The oil crisis of the mid-1970s forced us to rethink the way we
generate, distribute, and consume energy, but it wasn’t until the turn
of the 21st century that the first serious attempts to deploy low-carbon
energy technologies on a large scale.
Fast-forward to the present day, the modern power system features
technologies, components and materials that did not exist outside the
laboratory two decades ago, while it is being controlled using novel
methods, including advanced control and artificial intelligence, made
possible by the advent of high-speed telecommunications and the
explosion of cheap computing power.
Countries are committing to shifting to a net-zero carbon energy
system, with Scotland being one of the pioneers. But are these efforts
enough to avert the oncoming climate crisis?

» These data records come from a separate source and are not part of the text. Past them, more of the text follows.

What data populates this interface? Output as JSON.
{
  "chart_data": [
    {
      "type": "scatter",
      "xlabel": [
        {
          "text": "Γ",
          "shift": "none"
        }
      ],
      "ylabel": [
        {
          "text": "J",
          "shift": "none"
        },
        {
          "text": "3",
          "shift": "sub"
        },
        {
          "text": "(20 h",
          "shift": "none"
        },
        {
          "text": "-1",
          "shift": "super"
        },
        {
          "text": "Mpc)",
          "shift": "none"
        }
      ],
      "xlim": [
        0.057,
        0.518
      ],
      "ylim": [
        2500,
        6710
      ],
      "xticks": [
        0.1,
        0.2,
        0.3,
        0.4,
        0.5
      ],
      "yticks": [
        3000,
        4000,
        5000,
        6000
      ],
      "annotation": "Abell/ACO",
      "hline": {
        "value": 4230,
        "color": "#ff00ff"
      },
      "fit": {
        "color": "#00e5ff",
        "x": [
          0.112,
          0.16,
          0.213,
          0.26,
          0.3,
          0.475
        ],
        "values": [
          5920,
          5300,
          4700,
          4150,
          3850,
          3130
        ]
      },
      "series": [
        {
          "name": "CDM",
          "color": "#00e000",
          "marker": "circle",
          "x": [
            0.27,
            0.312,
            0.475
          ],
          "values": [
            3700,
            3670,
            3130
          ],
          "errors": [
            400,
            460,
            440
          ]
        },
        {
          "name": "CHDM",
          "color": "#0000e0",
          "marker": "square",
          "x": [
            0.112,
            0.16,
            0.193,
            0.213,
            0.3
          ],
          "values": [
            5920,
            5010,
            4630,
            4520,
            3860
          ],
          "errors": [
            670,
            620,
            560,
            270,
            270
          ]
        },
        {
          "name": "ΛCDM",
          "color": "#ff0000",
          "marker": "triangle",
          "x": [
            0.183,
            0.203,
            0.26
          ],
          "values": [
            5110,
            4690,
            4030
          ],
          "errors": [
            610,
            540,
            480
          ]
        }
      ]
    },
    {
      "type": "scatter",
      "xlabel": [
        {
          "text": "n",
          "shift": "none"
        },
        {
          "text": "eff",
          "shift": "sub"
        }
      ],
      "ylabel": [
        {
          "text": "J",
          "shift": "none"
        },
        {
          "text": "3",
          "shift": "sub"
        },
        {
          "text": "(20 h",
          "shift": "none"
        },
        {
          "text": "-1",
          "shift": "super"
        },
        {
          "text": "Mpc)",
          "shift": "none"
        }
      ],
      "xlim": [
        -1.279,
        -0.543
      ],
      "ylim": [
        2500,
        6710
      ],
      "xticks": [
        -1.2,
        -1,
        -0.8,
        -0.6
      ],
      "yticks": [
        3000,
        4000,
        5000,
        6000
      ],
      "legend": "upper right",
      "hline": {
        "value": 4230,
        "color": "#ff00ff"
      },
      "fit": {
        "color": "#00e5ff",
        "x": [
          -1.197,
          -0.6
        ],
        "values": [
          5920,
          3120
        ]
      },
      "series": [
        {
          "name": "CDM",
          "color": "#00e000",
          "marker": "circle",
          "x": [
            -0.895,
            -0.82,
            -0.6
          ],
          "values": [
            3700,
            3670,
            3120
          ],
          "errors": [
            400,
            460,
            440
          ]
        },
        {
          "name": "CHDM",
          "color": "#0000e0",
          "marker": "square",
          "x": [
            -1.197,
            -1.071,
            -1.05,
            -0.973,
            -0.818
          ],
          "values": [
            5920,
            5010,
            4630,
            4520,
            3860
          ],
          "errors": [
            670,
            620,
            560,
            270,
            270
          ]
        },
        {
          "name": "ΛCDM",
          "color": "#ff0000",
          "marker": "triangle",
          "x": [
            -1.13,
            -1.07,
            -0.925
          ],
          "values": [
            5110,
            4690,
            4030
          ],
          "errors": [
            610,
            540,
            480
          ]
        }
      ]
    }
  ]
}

This talk will give an overview of the recent technological advances
that enable the utilisation of low-carbon solutions and will highlight
how our research helps pave the way for the transition towards a
sustainable, citizen-centric, agile energy system.
BiographyProfessor Kiprakis was born in Crete, Greece, where he completed his
undergraduate studies in Electronics Engineering, at the Hellenic
Mediterranean University. His interest in renewable energy brought him
to the University of Edinburgh in 2000 for a PhD in Electrical Power
Systems, which he followed up with postdoctoral research in marine
renewables and smart grids in the School's Institute for Energy Systems.
Since 2011 he has been an academic at the School of Engineering, and
in 2022 he was promoted to the Personal Chair of Agile Energy Systems.
Professor Kiprakis currently leads a group of 12 researchers working
across the whole field of low carbon energy generation, distribution and
use, while he teaches control engineering and solar energy at both
undergraduate and postgraduate levels.